Geçtiğimiz yıl Pritzker Ödülü’nü Hadid’in alması, ödülü ilk defa bir kadın
mimarın alması açısından tüm mimarlık camiasında büyük yankı yaratmıştı. Hadid,
konferansta ödülü alışının süreçlerini anlatırcasına 15 yıl önce tasarladığı
projelerden günümüze kadar inşası devam eden, hatta birçoğu yeni kazanılmış
yarışma projesini hızlı bir tarih sürecinde yorumladı.
Özellikle son yıllarda Almanya’da
çalışmalar yapan Hadid’in konferansta aktardığı projeleri Rusya, İngiltere,
Japonya, İtalya, Amerika ve Çin’de tasarladığı yapılardı. Zaha Hadid, verdiği
konferansta, projelerini sadece yapısal ve mekansal olarak ele almadığını,
kentle kurduğu ilişki açısından da ele aldığını belirtti. Kentsel ölçekte
yapının konumu ve kamusal mekanla kurduğu ilişkiyi, kentin binaların içine doğru
emilmesine benzetti. Kamusal alana verdiği önem kadar manzaraya ve yapı-manzara
ilişkisine de önem veren Hadid, daha çok müze projelerine yer verdi. Müzeler
dışında tasarım yaklaşımlarını ve modellemelerini sunduğu projeler arasında,
çağdaş sanat merkezleri, opera binaları, stadyum projeleri, iş merkezleri,
itfaiye binaları, alışveriş merkezi, tren istasyonu, konut ve köprü bulunuyordu.
Hadid’in çizimler üzerinden tasarım
yaklaşımlarını anlattığı ilgi çeken bir proje de İstanbul’dan esinlendiği opera
binasıydı. Kolyeye benzettiği projede opera bölümünü içinden çıkardığı, farklı
mekanlardan oluşan bir yapıdan bahsetti. İçinden geçildikçe farklı mekanların
ortaya çıktığı proje için Hadid, yapıda kamusal alandaki seslerin duyulduğunu
vurguladı.
Konferansın son projesi, Hadid’in
kazandığı yeni sonuçlanan yarışmalardan biri olan 2012 Olimpiyatları
kapsamında gerçekleştirilecek projelerdi. Uzun zamandır Londra’yla ilgilendiğini
söyleyen Zaha Hadid, Olimpiyat Parkı için tasarladığı yapıları ve giriş
bölümünün tasarımlarını sundu. Düşürülmüş kalemlere benzettiği proje için,
açılan çukurlara binaların yapılabildiğini, kulelerin organizasyonu nedeniyle
şeffaflaşma olduğunu ve görüntünün hiçbir yerde kesilmediğini belirtti.
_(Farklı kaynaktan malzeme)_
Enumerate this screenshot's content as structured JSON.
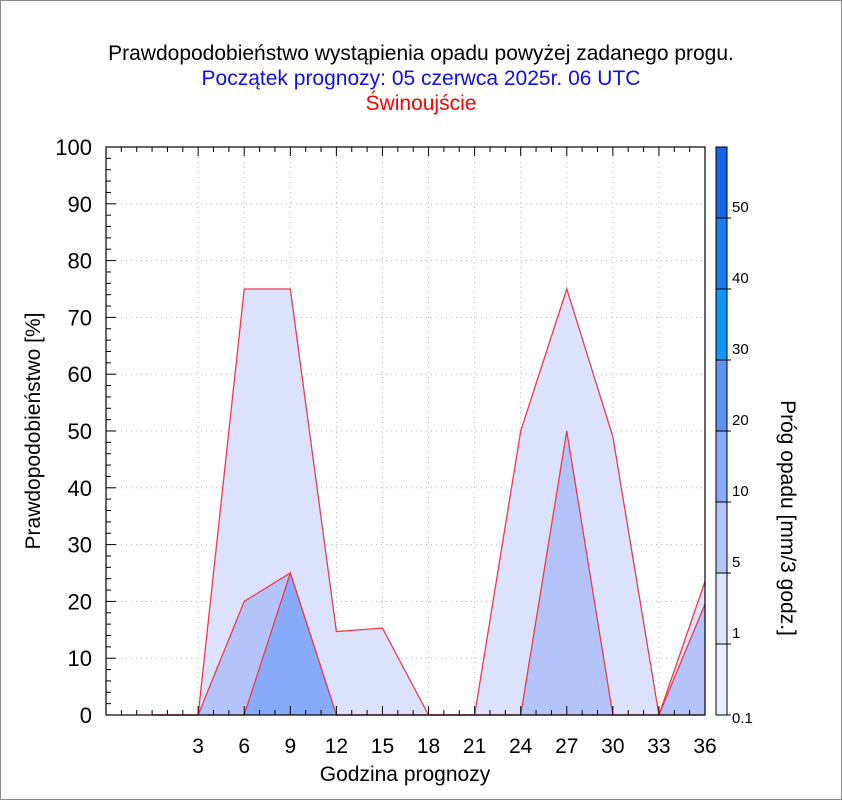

Son
kazandığı yarışma projesi olan Olimpik Havuz’da Hadid, giriş tasarımı için
birbirine paralel 2 yay oluşturduğunu, parlak ve cilalı bir malzeme kullandığını
belirtti. Bazı binaların geçici olduğu projede dış kabuğun çelikten, iç
mekanların ise tamamen ahşaptan oluştuğunu ekledi.
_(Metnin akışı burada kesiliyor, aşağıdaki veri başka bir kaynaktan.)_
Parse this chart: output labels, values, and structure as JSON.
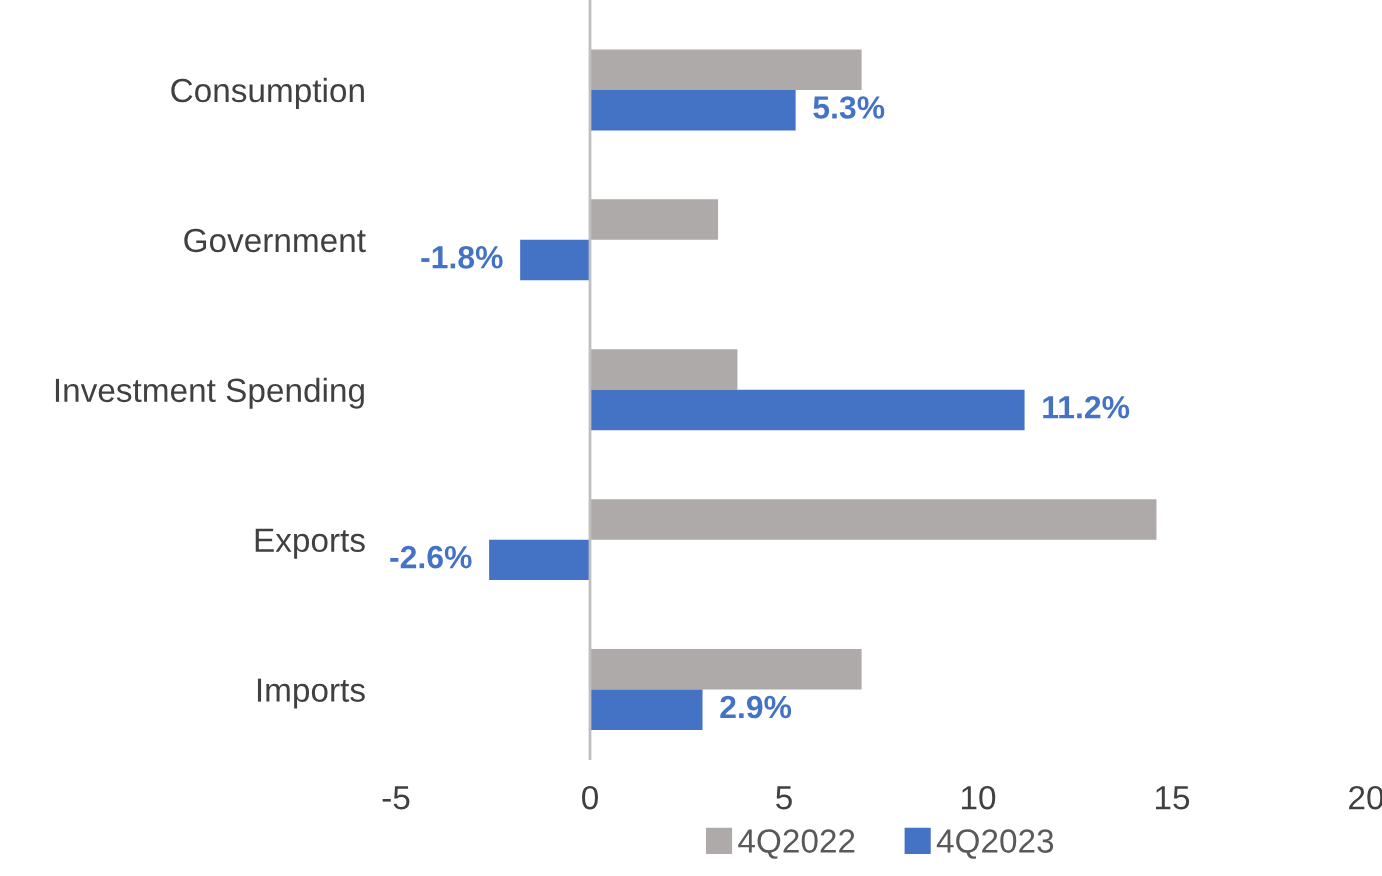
{
  "chart_data": {
    "type": "bar",
    "orientation": "horizontal",
    "categories": [
      "Consumption",
      "Government",
      "Investment Spending",
      "Exports",
      "Imports"
    ],
    "series": [
      {
        "name": "4Q2022",
        "color": "#aeaaaa",
        "values": [
          7.0,
          3.3,
          3.8,
          14.6,
          7.0
        ]
      },
      {
        "name": "4Q2023",
        "color": "#4472c4",
        "values": [
          5.3,
          -1.8,
          11.2,
          -2.6,
          2.9
        ],
        "value_labels": [
          "5.3%",
          "-1.8%",
          "11.2%",
          "-2.6%",
          "2.9%"
        ]
      }
    ],
    "ref_lines": [
      {
        "axis": "x",
        "value": 0,
        "color": "#bfbfbf"
      }
    ],
    "xlim": [
      -5,
      20
    ],
    "xticks": [
      -5,
      0,
      5,
      10,
      15,
      20
    ],
    "grid": false,
    "legend": "bottom"
  }
}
Yaklaşık 30’a yakın projesini anlatan
Zaha Hadid, konferans sonunda soruları yanıtladı. Esin kaynağının ne olduğu
sorusuna; “Esin kaynağı diye bir şey yok. Gökten hiçbir şey hazır inmiyor. Tek
esin kaynağı benden gelmiyor. Büromda çok kişi çalışıyor, herkes masama bir
şeyler bırakıyor, dolayısıyla yaptığımız bir ekip çalışması.” diyerek çok
çalıştığını ve bu ağır çalışmasının ürünlerini aldığını belirtti.